Does Financial Openness Affect Economic Growth in Asian Economies? A Case Study in Selected Asian Economies, 1980-2010

Hsinrong P. WEI


In recent decades, financial liberalization has been one of the most important strategies for Asian countries to promote growth. However, debate emerges following several financial crises on whether liberalizing financial markets and allowing for free access to international capital markets, would benefit or impede economic development. The objective of this study is to examine the impact of financial openness on select seventeen Asian economies and answer the three questions: 1. Is there any linkage between financial openness and economic growth for these seventeen Asian countries? 2. Does any of the financial openness pose positive or negative effects? 3. If no direct impact revealed, can financial openness still have growth effect under certain fundamental or institutional conditions?
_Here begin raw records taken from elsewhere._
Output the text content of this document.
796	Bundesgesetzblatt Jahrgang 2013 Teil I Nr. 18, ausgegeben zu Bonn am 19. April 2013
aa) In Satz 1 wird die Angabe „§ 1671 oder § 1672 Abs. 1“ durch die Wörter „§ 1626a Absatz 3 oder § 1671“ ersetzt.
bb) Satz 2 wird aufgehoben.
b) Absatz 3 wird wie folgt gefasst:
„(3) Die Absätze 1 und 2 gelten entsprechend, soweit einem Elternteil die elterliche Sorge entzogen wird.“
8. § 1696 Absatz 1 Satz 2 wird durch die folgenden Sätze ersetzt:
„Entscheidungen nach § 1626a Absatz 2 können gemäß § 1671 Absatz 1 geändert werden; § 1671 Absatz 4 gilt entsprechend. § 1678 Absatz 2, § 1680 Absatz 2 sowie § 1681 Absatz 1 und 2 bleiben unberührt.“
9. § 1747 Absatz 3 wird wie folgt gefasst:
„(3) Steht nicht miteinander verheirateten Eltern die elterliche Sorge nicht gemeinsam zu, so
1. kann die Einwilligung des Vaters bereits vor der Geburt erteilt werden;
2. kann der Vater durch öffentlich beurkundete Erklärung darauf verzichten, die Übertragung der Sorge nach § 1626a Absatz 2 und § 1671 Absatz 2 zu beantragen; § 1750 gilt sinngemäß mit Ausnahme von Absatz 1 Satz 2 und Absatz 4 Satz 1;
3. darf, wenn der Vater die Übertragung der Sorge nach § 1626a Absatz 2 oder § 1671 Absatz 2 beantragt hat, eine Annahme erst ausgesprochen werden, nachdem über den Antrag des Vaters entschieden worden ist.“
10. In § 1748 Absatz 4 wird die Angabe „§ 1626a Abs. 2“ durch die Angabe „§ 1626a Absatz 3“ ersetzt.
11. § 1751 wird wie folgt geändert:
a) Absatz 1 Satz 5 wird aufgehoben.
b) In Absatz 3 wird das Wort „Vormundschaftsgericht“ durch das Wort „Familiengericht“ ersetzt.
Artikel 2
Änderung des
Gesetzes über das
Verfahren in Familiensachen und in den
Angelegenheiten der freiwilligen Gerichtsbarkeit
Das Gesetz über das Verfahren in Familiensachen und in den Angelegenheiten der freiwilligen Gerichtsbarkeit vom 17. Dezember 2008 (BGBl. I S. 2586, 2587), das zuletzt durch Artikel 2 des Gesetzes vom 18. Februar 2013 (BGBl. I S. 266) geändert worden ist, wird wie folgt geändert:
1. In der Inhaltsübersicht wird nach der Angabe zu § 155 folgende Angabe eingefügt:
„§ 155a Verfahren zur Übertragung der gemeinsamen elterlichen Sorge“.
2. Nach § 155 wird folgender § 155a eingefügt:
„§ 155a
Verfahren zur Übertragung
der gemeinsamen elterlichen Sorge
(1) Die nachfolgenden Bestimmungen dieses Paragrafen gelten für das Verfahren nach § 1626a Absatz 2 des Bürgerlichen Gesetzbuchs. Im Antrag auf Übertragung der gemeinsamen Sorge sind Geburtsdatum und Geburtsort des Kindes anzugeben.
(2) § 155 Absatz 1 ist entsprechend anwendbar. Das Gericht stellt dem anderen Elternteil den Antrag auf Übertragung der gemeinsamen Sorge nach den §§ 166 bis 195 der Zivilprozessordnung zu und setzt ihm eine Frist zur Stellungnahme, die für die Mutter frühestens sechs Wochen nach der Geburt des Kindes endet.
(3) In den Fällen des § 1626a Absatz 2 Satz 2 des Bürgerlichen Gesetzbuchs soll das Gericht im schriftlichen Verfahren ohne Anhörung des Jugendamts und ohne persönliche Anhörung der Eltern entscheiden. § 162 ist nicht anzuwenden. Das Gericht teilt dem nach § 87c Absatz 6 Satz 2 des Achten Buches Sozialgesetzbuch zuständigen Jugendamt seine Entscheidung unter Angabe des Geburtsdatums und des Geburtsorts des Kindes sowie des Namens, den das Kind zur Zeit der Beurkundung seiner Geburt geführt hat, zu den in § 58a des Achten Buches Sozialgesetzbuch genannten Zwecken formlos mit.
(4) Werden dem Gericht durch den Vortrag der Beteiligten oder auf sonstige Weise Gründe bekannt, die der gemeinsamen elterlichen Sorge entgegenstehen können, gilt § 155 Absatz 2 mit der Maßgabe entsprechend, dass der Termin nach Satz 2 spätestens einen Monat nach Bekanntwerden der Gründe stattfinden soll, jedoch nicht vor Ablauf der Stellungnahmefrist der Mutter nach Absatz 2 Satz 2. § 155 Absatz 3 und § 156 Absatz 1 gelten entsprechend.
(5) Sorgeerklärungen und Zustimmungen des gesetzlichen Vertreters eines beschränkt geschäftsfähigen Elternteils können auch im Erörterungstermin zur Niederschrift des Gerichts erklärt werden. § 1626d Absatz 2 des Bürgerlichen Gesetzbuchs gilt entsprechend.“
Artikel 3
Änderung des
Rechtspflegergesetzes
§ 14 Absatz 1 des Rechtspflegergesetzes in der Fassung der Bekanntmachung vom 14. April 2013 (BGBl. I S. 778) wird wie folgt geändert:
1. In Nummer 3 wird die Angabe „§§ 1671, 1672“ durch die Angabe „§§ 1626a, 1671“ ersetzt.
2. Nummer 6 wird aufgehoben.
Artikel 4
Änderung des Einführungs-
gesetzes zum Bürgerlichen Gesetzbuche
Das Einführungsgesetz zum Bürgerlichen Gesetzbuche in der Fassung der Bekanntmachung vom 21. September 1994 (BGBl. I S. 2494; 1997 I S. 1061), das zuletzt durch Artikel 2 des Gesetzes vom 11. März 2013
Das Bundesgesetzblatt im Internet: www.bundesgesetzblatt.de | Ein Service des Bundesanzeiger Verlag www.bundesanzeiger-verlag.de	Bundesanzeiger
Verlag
Our main findings are as follows: 1. By employing both de jure and de facto indicators of financial openness, our empirical results indicate that the de facto indicators are associated with growth of Asian economies but de jure indicator does not show statistically significant impact on growth across three methodologies. 2.Furthermore, these growth effects vary among the de facto indicators. According to our empirical results, out of the four de facto financial openness measurements, only one of them, foreign direct investment inflows, influences growth positively whereas three other measures, including foreign direct investment outflows, portfolio investment inflows and outflows exert negative impact on growth. In terms of the view that the growth effect of the financial openness depends on macroeconomic foundations or institutional conditions of an economy, our findings do not support this view due to the estimation results are not robust across five financial openness proxies.